Thursday, August 30, 2012

Sraffa Solves Marx's Transformation Problem

"if we want to follow in Marx's footsteps and pass from values to prices of production and from rate of surplus value to rate of profits, the Standard System is a necessary adjunct: for that passage implies going through certain averages and if these are calculated without weights (or with the weights of the real system), a result which is only approximately numerically correct is obtained. If an exact result is wanted the proportions of the St[andard] Syst[em] of eq[uation]s q's [quantities] must be applied as weights. - This is not stated explicitly in the book, but is implied. " -- Piero Sraffa (as quoted by Heinz D. Kurz. "Obituary: Aiming for a 'Higher Prize': Paul Anthony Samuelson (1915-2009)", European Journal for History of Economic Thought, V. 17, n. 3 (August 2010): pp. 513-520.)

4 comments:

Anonymous said...

Is there a relationship between Sraffa's standard commodity and Marx's theory of money as the form of appearance of value (and, extending this, modern conceptions of the MELT)? It seems like there may be some conceptual similarities, but I'm not sure I understand the former well enough.

Ian Wright said...

Hi Robert,

Unfortunately a false claim by Sraffa here. To relate the rate of surplus-value and the general profit-rate the net product must be composed (not measured) in units of the standard commodity, as per your previous post. Hence we get an approximate relation between real-costs, measured in labor-time, and money-costs. Neither Ricardo or Marx were satisfied with an approximate relationship between labor-time and money-costs. Ricardo wasn't satisfied because he understood that any mismatch, however numerically small, indicates "another less powerful cause" of the variation of relative prices, other than labor-time. Hence his measure of value was imperfect. And, in some passages, he was open to the idea that reward for "waiting" was the other, less powerful determinant of profit. Marx wasn't satisfied because his understanding of the relationship between labor-time and money-costs is fundamentally different from Ricardo's (and Sraffa's). The key is the opening three chapters of Volume 1 of Capital where Marx attempts to argue that exchange-value in the market represents labor-time in virtue of the causal regularities of the social practice of commodity exchange. In other words, the economy, objectively, measures labor-time. Ricardo believes the economic theorist should choose the best standard of value. Marx says that the economy, as an objective social practice, has a standard of value, whether we are theoretically conscious of it or not. This is why Marx states his three invariances between labor-time and money-costs and attempts to show they are satisfied in Volume 3 of Capital.

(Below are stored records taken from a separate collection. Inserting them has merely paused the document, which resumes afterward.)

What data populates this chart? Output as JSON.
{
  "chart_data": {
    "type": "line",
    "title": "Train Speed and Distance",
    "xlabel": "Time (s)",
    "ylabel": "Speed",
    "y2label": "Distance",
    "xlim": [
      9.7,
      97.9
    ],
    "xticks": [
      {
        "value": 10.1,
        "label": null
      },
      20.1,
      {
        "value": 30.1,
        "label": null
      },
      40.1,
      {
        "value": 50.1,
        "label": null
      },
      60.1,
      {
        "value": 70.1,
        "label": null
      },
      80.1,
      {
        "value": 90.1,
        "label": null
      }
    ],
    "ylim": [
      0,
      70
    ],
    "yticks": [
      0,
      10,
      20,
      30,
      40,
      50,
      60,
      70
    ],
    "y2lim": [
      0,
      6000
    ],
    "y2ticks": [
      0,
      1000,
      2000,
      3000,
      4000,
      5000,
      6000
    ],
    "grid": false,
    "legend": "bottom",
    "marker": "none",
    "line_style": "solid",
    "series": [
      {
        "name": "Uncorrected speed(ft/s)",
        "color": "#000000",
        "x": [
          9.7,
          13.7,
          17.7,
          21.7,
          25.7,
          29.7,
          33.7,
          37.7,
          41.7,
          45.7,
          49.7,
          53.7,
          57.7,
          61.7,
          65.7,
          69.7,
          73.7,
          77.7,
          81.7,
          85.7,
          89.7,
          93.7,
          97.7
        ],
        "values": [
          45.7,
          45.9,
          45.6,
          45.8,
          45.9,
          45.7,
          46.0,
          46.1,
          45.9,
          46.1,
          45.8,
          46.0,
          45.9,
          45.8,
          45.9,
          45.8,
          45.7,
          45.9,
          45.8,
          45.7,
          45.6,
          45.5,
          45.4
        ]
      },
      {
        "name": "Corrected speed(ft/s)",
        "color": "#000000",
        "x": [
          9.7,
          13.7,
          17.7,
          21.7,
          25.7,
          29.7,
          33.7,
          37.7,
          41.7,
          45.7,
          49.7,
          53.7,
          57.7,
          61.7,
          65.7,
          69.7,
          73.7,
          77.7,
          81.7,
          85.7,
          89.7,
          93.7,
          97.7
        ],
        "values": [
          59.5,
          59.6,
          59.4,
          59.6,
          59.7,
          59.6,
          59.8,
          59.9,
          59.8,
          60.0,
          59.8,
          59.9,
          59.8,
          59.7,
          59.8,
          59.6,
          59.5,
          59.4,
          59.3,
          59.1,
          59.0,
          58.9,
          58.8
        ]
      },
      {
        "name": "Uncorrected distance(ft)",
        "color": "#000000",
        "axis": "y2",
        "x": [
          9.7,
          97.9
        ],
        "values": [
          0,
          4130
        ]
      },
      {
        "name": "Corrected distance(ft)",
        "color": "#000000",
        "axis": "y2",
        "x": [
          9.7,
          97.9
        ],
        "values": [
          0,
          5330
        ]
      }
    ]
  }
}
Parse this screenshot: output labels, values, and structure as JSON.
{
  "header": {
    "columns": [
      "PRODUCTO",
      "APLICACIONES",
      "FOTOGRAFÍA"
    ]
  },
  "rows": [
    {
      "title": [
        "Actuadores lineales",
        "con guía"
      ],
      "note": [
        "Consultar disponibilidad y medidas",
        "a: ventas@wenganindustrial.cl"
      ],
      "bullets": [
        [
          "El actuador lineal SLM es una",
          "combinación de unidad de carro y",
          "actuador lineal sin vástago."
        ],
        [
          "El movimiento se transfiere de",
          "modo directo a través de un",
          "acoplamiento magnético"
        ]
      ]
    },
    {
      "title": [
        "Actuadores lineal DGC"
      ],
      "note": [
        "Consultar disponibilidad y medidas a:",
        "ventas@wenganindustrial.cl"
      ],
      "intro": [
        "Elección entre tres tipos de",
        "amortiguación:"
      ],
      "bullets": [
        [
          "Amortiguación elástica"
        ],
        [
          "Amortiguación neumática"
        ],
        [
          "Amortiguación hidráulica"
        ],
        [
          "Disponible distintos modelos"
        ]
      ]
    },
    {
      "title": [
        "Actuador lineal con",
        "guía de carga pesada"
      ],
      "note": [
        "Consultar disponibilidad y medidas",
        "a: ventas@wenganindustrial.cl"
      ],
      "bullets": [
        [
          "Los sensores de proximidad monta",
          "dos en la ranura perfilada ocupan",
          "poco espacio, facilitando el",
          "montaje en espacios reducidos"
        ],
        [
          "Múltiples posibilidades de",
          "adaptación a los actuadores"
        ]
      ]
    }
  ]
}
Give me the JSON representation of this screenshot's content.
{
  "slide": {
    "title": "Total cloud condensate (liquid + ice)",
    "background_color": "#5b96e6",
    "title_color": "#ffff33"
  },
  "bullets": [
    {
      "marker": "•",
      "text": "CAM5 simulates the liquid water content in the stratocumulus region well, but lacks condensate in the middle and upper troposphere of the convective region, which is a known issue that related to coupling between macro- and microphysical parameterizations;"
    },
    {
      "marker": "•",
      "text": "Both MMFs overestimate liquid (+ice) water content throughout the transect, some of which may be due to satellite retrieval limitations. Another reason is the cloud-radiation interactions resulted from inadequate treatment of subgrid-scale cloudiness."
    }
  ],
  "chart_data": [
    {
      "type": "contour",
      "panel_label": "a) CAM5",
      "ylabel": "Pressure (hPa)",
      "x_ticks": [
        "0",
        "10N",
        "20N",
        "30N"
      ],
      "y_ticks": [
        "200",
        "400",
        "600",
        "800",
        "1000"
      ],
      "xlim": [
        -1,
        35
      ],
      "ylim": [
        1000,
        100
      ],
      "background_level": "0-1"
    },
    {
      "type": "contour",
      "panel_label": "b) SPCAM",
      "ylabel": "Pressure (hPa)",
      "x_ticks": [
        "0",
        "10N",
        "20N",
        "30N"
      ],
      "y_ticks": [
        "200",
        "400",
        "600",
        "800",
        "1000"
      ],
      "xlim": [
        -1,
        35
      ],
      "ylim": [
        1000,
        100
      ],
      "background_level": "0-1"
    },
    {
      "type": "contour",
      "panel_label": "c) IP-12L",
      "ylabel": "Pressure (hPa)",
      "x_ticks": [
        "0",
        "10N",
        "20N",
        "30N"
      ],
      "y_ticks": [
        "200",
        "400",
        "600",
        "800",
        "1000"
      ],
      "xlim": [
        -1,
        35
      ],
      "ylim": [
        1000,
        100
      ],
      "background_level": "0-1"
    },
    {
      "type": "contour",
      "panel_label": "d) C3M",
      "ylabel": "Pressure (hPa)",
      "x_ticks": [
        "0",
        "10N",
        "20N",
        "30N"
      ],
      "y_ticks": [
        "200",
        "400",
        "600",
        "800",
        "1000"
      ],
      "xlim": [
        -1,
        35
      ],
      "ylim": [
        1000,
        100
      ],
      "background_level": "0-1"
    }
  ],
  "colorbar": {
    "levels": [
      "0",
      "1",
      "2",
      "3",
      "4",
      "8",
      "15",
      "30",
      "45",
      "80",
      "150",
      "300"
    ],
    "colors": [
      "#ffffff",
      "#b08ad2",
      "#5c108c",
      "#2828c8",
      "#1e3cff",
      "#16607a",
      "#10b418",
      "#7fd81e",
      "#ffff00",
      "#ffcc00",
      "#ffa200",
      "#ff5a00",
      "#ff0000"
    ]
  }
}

Sraffa's standard commodity, then , being a approximation, even in theory, therefore does not solve the transformation problem, nor does it solve Ricardo's problem of an invariable measure of value. I would say Sraffa merely restates the problem.

Best wishes,
-Ian.

Matias Vernengo said...

Ian:
Sraffa's standard system allows to determine the rate of profit without explicitly determining prices, in the same way that Ricardo's corn model. In that sense, it makes the problems of an absolute measure of value and of transformation irrelevant.
Best,
Matías

Robert Vienneau said...

I am ambivalent on the use of Sraffa's standard system to solve Marx's transformation problem. He does say that propositions regarding the standard system are not "central points" of his book.

I think propositions regarding the standard system and the Monetary Expression of Labor Time are analogous. They both relate labor time to an abstract measure of value, where that measure is related to net national income, in some sense. Real wages are then a proportion, not a fixed, temporally unchanging, basket of goods.

By the way, Ian argues, in his ROPE 2008 article, that certain propositions about the MELT are empirically true, not tautologies.